Some Etruscologists have noted that these walls, and also some cave-temples, have a very similar style to monuments found in Greece, but simply declare that they cannot have a common origin because this would make the monuments too old! But critical research has nothing to do with what one is not able to believe, and many of the so-called Etruscan sites may have had a Pelasgian origin. Based on ancient authors and ruins, Dennis maintains this to be the case with Cerveteri or Caere, for example:

Remote as are the days of the Etruscans, this city boasts a far prior antiquity. It was originally called Agylla, and is classed by Dionysius among the primitive towns of Central Italy, which were either built by the united Pelasgi and Aborigines, or taken by them from the Siculi, the earliest possessors of the land, ages before the foundation of the Etruscan state (Dion. Hal. I. p.16; cf. III. p. 193). That it was at least Pelasgic and of very remote antiquity there can be no doubt; though we may not be willing to admit that that occupation of Italy can be referred with certainty to the third generation before the Trojan war. — 1:230

Further indications of a Pelasgian origin of some of the monuments at Cerveteri is found in the fact that a Pelasgian or archaic Greek alphabet has been found in the Grotta Regulini-Galassi.

Modern Etruscologists are inclined to reason that the ancient city and necropolis at Castel D'Asso are no older than the 3rd century BC and were made by the Etruscans. The style of these facade rock-cut tomb-temples leaves a different impression, and we are inclined to agree with Dennis that

The general style of these monuments — their simplicity and massive grandeur, and strong Egyptian features — testify to their high antiquity; and this is confirmed by the remarkable plainness of the sarcophagi, and by the archaic character of the rest of their furniture, as far as it is possible to judge of it. — 1:183-4

The strong Egyptian features are especially clear in the rock-cut reliefs of so-called false-doors which have the form of the Egyptian tau. The outer mouldings carved from the rock give these monuments the appearance of rock-cut temples which differs from most other so-called Etruscan sites, except Norchia and Sovana, nor does the interior look like that of other Etruscan sites because some have large "halls" with rows of sarcophagi — sometimes scattered all over — and lack features such as carved beams and rafters on the ceilings and rock-cut benches.

The famous site of Cerveteri, which can be visited today, certainly leaves the impression that more than one civilization built on this site. Many different styles can be clearly discerned. Etruscologists hold that this is caused by a development of the Etruscan style of building tombs, but it could just as well be that other civilizations had built here.
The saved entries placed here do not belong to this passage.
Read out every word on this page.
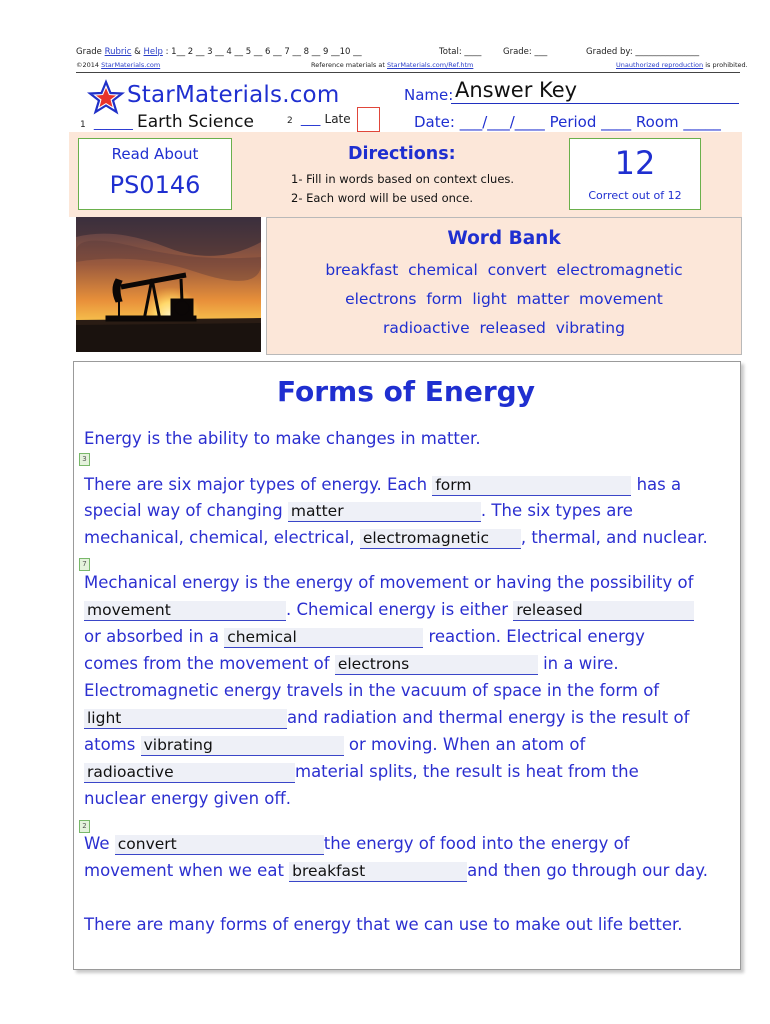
Grade Rubric & Help : 1__ 2 __ 3 __ 4 __ 5 __ 6 __ 7 __ 8 __ 9 __10 __	Total: ____	Grade: ___	Graded by: _______________
©2014 StarMaterials.com	Reference materials at StarMaterials.com/Ref.htm	Unauthorized reproduction is prohibited.
StarMaterials.com	Name: Answer Key
1 ______ Earth Science	2 ___ Late	Date: ___/___/____ Period ____ Room _____
Read About
PS0146
Directions:
1- Fill in words based on context clues.
2- Each word will be used once.
12
Correct out of 12
Word Bank
breakfast  chemical  convert  electromagnetic
electrons  form  light  matter  movement
radioactive  released  vibrating
Forms of Energy
Energy is the ability to make changes in matter.
3
There are six major types of energy. Each form	has a
special way of changing matter	. The six types are
mechanical, chemical, electrical, electromagnetic , thermal, and nuclear.
7
Mechanical energy is the energy of movement or having the possibility of
movement	. Chemical energy is either released
or absorbed in a chemical	reaction. Electrical energy
comes from the movement of electrons	in a wire.
Electromagnetic energy travels in the vacuum of space in the form of
light	and radiation and thermal energy is the result of
atoms vibrating	or moving. When an atom of
radioactive	material splits, the result is heat from the
nuclear energy given off.
2
We convert	the energy of food into the energy of
movement when we eat breakfast	and then go through our day.
There are many forms of energy that we can use to make out life better.
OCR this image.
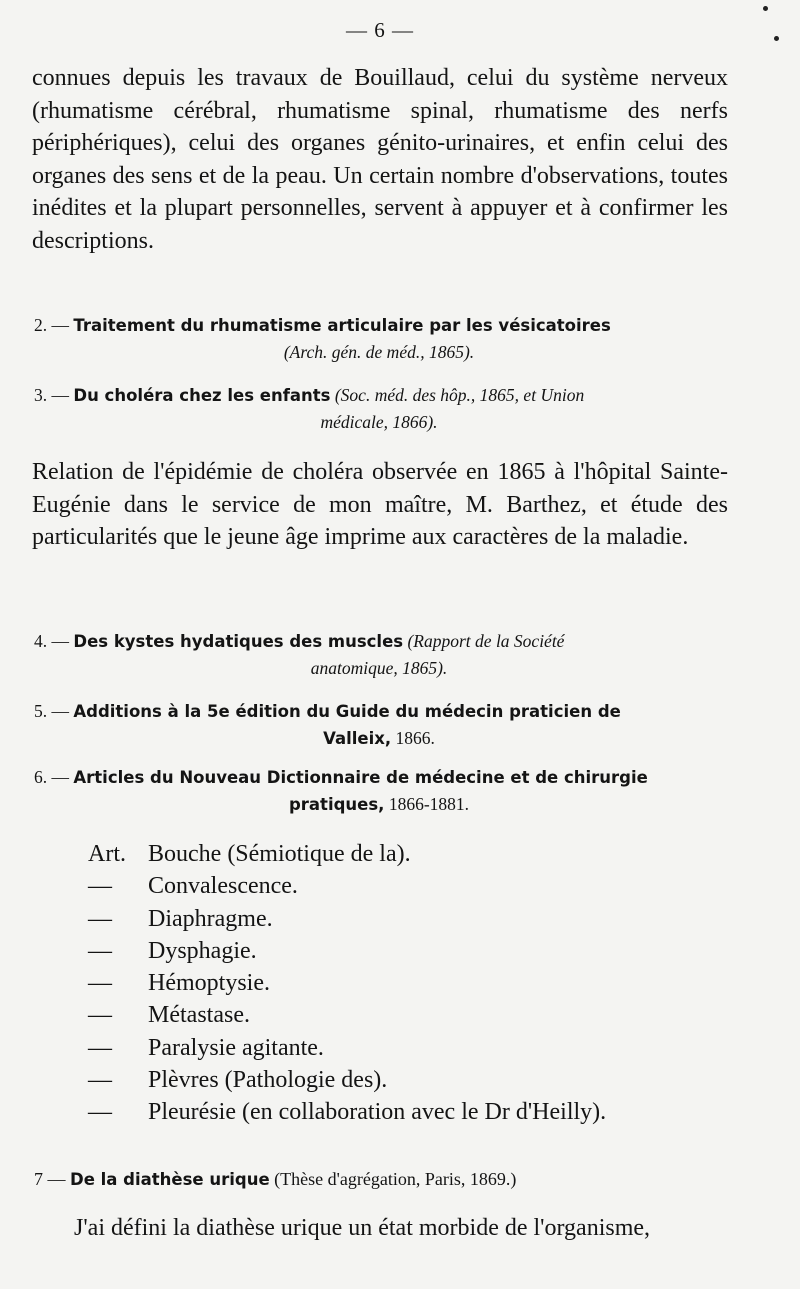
— 6 —
connues depuis les travaux de Bouillaud, celui du système nerveux (rhumatisme cérébral, rhumatisme spinal, rhumatisme des nerfs périphériques), celui des organes génito-urinaires, et enfin celui des organes des sens et de la peau. Un certain nombre d'observations, toutes inédites et la plupart personnelles, servent à appuyer et à confirmer les descriptions.
2. — Traitement du rhumatisme articulaire par les vésicatoires
(Arch. gén. de méd., 1865).
3. — Du choléra chez les enfants (Soc. méd. des hôp., 1865, et Union
médicale, 1866).
Relation de l'épidémie de choléra observée en 1865 à l'hôpital Sainte-Eugénie dans le service de mon maître, M. Barthez, et étude des particularités que le jeune âge imprime aux caractères de la maladie.
4. — Des kystes hydatiques des muscles (Rapport de la Société
anatomique, 1865).
5. — Additions à la 5e édition du Guide du médecin praticien de
Valleix, 1866.
6. — Articles du Nouveau Dictionnaire de médecine et de chirurgie
pratiques, 1866-1881.
Art. Bouche (Sémiotique de la).
—	Convalescence.
—	Diaphragme.
—	Dysphagie.
—	Hémoptysie.
—	Métastase.
—	Paralysie agitante.
—	Plèvres (Pathologie des).
—	Pleurésie (en collaboration avec le Dr d'Heilly).
7 — De la diathèse urique (Thèse d'agrégation, Paris, 1869.)
J'ai défini la diathèse urique un état morbide de l'organisme,
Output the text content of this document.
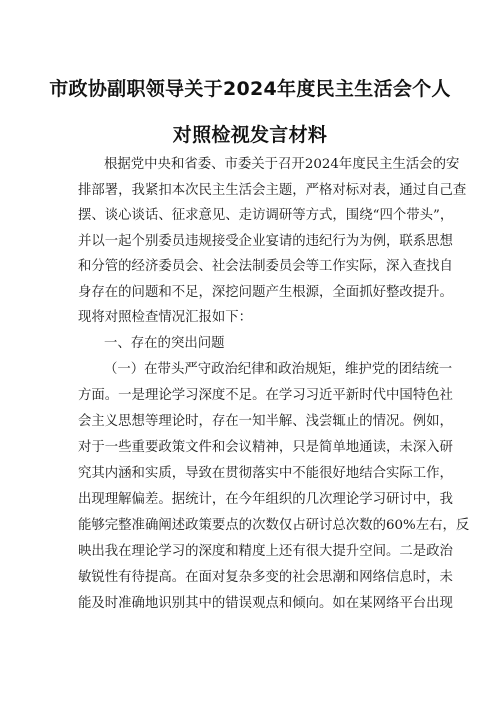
市政协副职领导关于2024年度民主生活会个人
对照检视发言材料
根据党中央和省委、市委关于召开2024年度民主生活会的安
排部署，我紧扣本次民主生活会主题，严格对标对表，通过自己查
摆、谈心谈话、征求意见、走访调研等方式，围绕“四个带头”，
并以一起个别委员违规接受企业宴请的违纪行为为例，联系思想
和分管的经济委员会、社会法制委员会等工作实际，深入查找自
身存在的问题和不足，深挖问题产生根源，全面抓好整改提升。
现将对照检查情况汇报如下：
一、存在的突出问题
（一）在带头严守政治纪律和政治规矩，维护党的团结统一
方面。一是理论学习深度不足。在学习习近平新时代中国特色社
会主义思想等理论时，存在一知半解、浅尝辄止的情况。例如，
对于一些重要政策文件和会议精神，只是简单地通读，未深入研
究其内涵和实质，导致在贯彻落实中不能很好地结合实际工作，
出现理解偏差。据统计，在今年组织的几次理论学习研讨中，我
能够完整准确阐述政策要点的次数仅占研讨总次数的60%左右，反
映出我在理论学习的深度和精度上还有很大提升空间。二是政治
敏锐性有待提高。在面对复杂多变的社会思潮和网络信息时，未
能及时准确地识别其中的错误观点和倾向。如在某网络平台出现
Oriental, Greek, and Egyptian influences appear both in the building styles and contents, and the walls made of polygonal blocks at Amelia, Saturnia, and Cosa may hint at the Pelasgians.

Apparently many civilizations have existed in ancient Etruria, at different periods a melting pot of various cultures and ethnic groups, which makes it extremely difficult to disentangle the history of the ancient Italian civilizations. We should be careful not to oversimplify this history and call everything Etruscan indiscriminately. One line should at least be drawn: the cyclopean walls or polygonal masonry, found in many countries worldwide, seem to belong to specific civilizations which may have had a common origin in a much earlier world-civilization. It is far too early to draw fixed conclusions based on the scanty information that we now have or to write a conclusive history of the people who built the monuments in Etruria. Yet today books often present theories as truths and fail to mention the evidence on which they are based. Much more "free and fearless investigation" needs to be done by modern researchers not limited by textbook theories and with the courage to think for themselves in unraveling the ancient roots of European civilization.